Shutterbug2000 is responsible for this discovery. If you haven't seen his work, please do.

The rest of this page is a vague guide on setting it up. :-)
If you don't need to make your own certificate, then feel free to download this sample certificate which is valid for all domains, then skip to step 4. However, I would recommend making your own for security reasons.




Step 1) Getting the Wii client certificate
As explained in the page, the Wii client certificate is signed by Nintendo, and can therefore be used to sign other certificates.
You could get it from your Wii itself, or you can download "Wii NWC Prod 1" at Larsenv's page.
(Arian Kordi probably dumped this since his name is in the footer. Thanks!)
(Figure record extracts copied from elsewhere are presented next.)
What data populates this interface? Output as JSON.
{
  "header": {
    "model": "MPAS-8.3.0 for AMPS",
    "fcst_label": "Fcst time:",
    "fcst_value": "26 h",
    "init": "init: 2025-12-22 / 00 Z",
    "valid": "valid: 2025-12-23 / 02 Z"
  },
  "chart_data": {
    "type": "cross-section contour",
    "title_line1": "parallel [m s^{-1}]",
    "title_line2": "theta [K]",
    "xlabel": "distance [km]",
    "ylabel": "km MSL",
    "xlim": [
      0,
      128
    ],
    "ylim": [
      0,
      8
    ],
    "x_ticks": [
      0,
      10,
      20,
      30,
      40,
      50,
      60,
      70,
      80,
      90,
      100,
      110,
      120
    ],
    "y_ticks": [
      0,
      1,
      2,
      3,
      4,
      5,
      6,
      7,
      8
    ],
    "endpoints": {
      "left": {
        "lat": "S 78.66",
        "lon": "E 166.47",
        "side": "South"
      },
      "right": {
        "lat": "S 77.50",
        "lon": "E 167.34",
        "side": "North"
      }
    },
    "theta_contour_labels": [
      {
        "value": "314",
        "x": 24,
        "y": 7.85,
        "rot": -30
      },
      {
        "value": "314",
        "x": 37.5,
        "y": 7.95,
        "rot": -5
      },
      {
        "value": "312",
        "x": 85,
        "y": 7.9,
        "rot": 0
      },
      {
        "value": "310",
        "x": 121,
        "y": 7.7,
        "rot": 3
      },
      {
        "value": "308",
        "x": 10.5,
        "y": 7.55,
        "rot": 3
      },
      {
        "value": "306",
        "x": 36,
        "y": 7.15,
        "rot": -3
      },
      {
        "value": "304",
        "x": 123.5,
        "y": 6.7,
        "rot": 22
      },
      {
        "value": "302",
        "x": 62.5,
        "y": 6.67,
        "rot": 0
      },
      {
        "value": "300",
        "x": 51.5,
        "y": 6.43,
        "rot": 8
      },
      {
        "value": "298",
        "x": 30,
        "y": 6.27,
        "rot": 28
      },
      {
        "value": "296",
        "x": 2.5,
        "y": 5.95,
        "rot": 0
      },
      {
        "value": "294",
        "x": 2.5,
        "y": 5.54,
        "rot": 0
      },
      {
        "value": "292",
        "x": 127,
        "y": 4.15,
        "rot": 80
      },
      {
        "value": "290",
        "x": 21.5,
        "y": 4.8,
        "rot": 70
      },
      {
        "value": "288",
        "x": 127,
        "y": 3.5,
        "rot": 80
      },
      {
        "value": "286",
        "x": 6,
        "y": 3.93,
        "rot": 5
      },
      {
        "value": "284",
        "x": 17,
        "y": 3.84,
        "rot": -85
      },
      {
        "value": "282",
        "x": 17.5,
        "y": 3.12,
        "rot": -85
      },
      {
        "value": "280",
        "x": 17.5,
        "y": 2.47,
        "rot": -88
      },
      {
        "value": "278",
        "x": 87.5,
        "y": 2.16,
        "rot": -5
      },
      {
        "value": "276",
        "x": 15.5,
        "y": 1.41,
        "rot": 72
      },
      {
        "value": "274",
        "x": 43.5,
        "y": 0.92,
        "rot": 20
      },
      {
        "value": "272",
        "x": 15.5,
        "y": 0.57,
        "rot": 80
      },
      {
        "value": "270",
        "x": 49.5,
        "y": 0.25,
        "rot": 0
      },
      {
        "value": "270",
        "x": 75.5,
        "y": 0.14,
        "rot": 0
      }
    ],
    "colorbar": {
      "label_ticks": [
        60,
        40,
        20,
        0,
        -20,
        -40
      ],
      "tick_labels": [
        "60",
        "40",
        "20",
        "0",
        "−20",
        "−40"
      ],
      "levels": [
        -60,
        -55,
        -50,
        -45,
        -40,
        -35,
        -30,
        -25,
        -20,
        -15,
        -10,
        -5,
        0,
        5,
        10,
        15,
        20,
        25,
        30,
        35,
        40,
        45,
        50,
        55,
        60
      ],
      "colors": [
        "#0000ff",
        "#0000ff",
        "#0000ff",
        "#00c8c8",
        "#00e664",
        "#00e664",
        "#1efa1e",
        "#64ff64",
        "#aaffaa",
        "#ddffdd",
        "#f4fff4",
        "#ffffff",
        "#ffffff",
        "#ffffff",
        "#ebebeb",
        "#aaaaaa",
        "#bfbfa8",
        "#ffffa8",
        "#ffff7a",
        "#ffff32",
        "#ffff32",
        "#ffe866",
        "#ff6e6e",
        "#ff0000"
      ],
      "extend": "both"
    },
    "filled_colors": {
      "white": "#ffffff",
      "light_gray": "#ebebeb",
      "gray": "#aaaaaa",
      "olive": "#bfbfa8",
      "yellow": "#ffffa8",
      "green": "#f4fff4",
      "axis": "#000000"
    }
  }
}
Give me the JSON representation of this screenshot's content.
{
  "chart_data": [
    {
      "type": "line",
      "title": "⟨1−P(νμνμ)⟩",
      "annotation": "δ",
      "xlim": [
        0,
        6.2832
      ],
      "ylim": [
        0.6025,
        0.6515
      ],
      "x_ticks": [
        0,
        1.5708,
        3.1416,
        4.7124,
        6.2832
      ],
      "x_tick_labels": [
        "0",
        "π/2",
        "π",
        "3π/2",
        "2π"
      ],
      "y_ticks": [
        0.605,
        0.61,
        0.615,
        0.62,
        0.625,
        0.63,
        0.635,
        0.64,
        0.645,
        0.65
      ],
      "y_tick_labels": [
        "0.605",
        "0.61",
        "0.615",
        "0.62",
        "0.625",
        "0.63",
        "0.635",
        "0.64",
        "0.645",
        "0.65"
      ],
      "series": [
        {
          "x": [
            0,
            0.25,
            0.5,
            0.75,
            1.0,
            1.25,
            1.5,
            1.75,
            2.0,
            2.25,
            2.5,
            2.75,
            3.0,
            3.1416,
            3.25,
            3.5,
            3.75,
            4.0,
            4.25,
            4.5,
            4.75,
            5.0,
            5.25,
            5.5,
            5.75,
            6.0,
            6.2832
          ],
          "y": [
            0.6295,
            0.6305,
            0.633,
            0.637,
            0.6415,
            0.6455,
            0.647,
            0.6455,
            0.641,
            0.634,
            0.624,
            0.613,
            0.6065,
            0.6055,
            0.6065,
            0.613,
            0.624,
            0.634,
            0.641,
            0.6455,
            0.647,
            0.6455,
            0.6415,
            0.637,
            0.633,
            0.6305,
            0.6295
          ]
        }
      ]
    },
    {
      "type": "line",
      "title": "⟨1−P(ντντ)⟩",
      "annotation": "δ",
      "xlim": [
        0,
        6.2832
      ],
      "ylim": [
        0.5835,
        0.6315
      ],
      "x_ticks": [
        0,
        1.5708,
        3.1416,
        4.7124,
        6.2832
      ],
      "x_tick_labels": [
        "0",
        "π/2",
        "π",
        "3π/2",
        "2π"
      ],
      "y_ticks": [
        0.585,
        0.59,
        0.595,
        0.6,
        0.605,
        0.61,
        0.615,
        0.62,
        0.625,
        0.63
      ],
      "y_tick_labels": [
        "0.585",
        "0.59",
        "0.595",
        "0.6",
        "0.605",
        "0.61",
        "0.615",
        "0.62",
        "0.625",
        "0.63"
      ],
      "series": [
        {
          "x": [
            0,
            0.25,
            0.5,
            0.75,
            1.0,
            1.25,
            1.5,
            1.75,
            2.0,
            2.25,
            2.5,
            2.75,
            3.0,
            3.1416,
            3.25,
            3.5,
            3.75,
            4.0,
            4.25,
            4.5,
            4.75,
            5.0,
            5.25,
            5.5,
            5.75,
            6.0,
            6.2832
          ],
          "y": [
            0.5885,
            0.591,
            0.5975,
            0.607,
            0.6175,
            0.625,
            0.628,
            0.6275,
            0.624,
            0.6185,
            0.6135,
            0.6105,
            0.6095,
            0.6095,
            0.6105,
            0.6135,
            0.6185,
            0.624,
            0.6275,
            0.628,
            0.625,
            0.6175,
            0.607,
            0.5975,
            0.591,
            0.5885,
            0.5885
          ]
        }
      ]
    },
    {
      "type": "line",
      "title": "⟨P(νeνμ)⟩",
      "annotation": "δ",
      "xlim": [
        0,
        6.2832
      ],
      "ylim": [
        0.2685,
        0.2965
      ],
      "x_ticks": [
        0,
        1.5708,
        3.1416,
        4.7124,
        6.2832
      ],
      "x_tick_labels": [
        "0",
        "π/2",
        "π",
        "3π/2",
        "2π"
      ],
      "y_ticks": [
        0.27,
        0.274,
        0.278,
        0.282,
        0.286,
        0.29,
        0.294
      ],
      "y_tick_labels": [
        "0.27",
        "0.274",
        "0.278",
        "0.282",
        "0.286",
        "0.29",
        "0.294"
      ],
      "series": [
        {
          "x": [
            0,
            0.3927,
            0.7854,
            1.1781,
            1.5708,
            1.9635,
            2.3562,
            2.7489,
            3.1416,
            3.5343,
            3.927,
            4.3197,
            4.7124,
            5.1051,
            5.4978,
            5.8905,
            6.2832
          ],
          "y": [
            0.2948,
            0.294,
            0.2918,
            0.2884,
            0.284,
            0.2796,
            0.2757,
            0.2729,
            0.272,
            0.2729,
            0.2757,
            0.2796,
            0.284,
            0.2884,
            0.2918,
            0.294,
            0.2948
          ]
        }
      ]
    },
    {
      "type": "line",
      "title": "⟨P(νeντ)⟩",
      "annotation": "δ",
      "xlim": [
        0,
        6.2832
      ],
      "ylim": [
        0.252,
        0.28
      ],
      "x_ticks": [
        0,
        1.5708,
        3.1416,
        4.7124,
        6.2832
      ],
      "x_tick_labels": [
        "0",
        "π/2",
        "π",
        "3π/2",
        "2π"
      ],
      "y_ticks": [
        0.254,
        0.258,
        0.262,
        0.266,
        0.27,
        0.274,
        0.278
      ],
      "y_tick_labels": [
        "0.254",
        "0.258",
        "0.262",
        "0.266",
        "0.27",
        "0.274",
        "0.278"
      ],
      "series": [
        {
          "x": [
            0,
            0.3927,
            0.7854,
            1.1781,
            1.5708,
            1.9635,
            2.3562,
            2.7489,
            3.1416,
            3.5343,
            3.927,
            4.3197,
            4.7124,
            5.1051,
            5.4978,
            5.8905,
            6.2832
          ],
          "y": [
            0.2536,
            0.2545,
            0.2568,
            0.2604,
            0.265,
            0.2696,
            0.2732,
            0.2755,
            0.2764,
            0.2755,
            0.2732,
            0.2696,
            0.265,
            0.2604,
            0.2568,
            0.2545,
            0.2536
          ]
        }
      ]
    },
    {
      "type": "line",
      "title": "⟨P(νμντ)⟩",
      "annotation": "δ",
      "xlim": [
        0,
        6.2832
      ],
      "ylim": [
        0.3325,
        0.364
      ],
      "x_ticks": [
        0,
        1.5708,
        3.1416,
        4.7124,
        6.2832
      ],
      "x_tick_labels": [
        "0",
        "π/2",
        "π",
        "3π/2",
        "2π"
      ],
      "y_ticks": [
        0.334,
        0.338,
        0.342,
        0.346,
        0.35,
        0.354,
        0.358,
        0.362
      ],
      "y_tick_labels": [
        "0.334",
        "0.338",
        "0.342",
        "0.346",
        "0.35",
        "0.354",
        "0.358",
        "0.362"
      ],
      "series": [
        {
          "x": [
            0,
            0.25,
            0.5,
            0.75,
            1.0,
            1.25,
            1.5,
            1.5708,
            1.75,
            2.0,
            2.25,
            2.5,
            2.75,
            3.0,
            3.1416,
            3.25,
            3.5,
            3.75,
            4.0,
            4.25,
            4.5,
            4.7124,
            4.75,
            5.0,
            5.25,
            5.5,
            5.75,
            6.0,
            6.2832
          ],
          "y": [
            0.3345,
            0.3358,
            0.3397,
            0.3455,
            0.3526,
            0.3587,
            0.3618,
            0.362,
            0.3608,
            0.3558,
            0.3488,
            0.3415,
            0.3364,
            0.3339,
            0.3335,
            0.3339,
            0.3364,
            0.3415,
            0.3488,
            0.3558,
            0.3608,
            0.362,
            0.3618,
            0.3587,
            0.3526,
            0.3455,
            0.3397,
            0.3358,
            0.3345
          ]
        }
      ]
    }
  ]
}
Step 2) Converting it to a useable format
As you probably noticed, the file is PKCS12 which is not what you'll want for signing certificates.
openssl pkcs12 -in WII_NWC_1_CERT.p12 -passin pass:alpine -passout pass:alpine -out keys.txt
This will export the public and private keys. (The private key will have the password alpine again.)
Since I don't know how to export them separately, you'll have to take them from the keys.txt output.
Save them as NWC.crt and NWC.key or something.

Step 3) Signing your certificate
They have the commands for this on the official page, but I'll copy them here too.
Make sure it's in the right format, since the DS can only handle SHA1 and MD5 ciphers.
openssl genrsa -out server.key 1024
openssl req -new -key server.key -out server.csr
openssl x509 -req -in server.csr -CA NWC.crt -CAkey NWC.key -CAcreateserial -out server.crt -days 3650 -sha1
cat server.crt NWC.crt > server-chain.crt
Afterwards, you should now have your certificates.

Step 4) Using your certificates
If you can't figure out how to install SSL certificates, you wouldn't have made it this far.
Many people get stuck here since the device will keep refusing their connection even with a valid cert.
This is most likely due to your webserver not wanting to work with the DSi's insecure and outdated SSL.
You will want to make sure your server supports SSLv3 and the ECDHE-RSA-AES128-SHA (or MD5) cipher set.
If it doesn't, reverse-proxy it with NGINX to enable NDS connections to work.
Here is a configuration for NGINX that should be NDS-compatible.
	ssl_protocols SSLv3;
	ssl_ciphers ECDHE-RSA-AES128-SHA;
This isn't SSL related, but if you're using NGINX I'd also recommend setting the following options for WFC.
	underscores_in_headers on;
	proxy_pass_request_headers on;
Also note this may not work if you have a bunch of other things configured on NGINX or on certain versions.
If you still can't get this working, feel free to contact me and ask for help.

Step 5) Whatever you want
I don't know, go write a server or something, there are many possibilities.
You can mess with protocols, try implementing some WFC stuff, do whatever you want!